Road freight is not the only movement of goods that has been showing record growth. Thanks to the increase in regional and international trade all across the country, air-freight is expected to grow six percent this year, and rail freight by 11 percent.
These two modes of transport pose their own problems that investors are eager to address, even though the most pressing issue is the condition of the country's roads. Capital is becoming more readily available and the country has more than $275 billion worth of international reserves, so, investment in the network should come quickly.
Nonetheless, Antonio Roberto Cortes, president and CEO of MAN Latin America, thinks the investment cannot come soon enough. His company has 144 dealerships across the country and handles 98 percent of Volkswagen truck and bus after-sales needs and building a better road network could bring considerable returns.
MAN Latin America is also the number one truck maker in the country with almost 31 percent of all truck sales and 36 percent of bus sales. In a country where the people rely heavily on public transport, this is a good sign. MAN Latin America is Brazil's second bus producer.
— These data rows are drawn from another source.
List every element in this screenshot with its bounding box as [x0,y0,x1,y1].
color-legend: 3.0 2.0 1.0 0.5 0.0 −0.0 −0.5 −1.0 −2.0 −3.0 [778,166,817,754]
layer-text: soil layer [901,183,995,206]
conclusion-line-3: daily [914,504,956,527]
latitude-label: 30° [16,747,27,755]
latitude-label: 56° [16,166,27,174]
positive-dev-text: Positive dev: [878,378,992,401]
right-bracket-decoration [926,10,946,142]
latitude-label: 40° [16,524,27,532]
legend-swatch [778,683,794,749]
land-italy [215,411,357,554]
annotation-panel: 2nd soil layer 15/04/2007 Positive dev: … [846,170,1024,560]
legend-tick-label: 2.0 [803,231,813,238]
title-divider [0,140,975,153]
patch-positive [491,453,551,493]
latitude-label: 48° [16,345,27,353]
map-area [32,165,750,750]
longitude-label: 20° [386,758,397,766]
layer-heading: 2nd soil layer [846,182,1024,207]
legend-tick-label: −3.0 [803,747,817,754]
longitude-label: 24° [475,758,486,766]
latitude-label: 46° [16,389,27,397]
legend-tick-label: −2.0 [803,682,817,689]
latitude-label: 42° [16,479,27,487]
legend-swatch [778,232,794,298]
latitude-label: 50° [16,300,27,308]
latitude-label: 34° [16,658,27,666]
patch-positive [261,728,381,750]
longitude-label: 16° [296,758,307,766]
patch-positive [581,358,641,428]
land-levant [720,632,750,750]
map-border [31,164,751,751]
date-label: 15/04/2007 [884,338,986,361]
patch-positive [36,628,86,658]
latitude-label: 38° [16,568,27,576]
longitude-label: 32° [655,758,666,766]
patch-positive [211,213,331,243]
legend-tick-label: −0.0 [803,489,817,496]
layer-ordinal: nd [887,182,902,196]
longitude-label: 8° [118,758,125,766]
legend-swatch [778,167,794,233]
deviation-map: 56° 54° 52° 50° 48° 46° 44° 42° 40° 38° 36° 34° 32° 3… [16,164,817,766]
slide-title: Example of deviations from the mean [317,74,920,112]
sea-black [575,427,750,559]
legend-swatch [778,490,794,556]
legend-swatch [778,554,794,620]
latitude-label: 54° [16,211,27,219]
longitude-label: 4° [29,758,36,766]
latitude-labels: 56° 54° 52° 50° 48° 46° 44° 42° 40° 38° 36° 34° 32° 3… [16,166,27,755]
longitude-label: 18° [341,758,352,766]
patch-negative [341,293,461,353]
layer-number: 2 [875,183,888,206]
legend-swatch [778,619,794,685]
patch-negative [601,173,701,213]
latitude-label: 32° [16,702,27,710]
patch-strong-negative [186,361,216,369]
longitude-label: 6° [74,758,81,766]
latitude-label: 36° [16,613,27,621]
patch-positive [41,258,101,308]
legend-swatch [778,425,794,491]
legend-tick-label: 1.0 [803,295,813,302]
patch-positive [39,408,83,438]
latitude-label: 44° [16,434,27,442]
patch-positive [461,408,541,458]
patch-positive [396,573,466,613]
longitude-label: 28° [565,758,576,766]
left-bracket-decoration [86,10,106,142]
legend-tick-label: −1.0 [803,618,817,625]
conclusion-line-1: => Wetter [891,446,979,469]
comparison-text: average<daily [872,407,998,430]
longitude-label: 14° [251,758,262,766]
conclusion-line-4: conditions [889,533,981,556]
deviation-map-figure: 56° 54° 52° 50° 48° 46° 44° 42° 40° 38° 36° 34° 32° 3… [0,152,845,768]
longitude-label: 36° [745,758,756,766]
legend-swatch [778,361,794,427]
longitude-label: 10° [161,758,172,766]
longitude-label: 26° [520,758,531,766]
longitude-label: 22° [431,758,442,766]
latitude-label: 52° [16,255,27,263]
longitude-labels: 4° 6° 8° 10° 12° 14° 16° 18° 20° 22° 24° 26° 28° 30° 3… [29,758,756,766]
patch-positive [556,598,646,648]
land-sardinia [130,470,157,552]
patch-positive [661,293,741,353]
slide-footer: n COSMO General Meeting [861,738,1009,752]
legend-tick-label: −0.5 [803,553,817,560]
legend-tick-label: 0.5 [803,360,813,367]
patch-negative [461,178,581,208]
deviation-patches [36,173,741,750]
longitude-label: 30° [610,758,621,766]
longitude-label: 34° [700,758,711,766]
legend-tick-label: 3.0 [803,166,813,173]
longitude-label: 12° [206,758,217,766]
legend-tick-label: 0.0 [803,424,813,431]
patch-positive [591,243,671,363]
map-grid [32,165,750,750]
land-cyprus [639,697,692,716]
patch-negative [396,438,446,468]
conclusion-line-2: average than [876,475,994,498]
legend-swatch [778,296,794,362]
As investment nationwide takes off, more trucks will be needed to move construction materials and equipment. With the addition and improvement of roads, more buses will be needed and MAN Latin America says that it is ready for the challenge.
Cortes commented, "There are many opportunities from infrastructure construction. There are major projects to build power plants, hydroelectric plants, and with the World Cup and Olympics on the horizon, the momentum will build. There are more than 10,000 construction projects going on and this is great news for MAN Latin America."
With the new infrastructure projects in the works and the MAN Latin America-Volkswagen Truck & Bus cooperation, everything seems to be coming together at just the right moment for Cortes and his team.
"Starting next year we'll be selling MAN brands here in Brazil and adding even more value to the brand."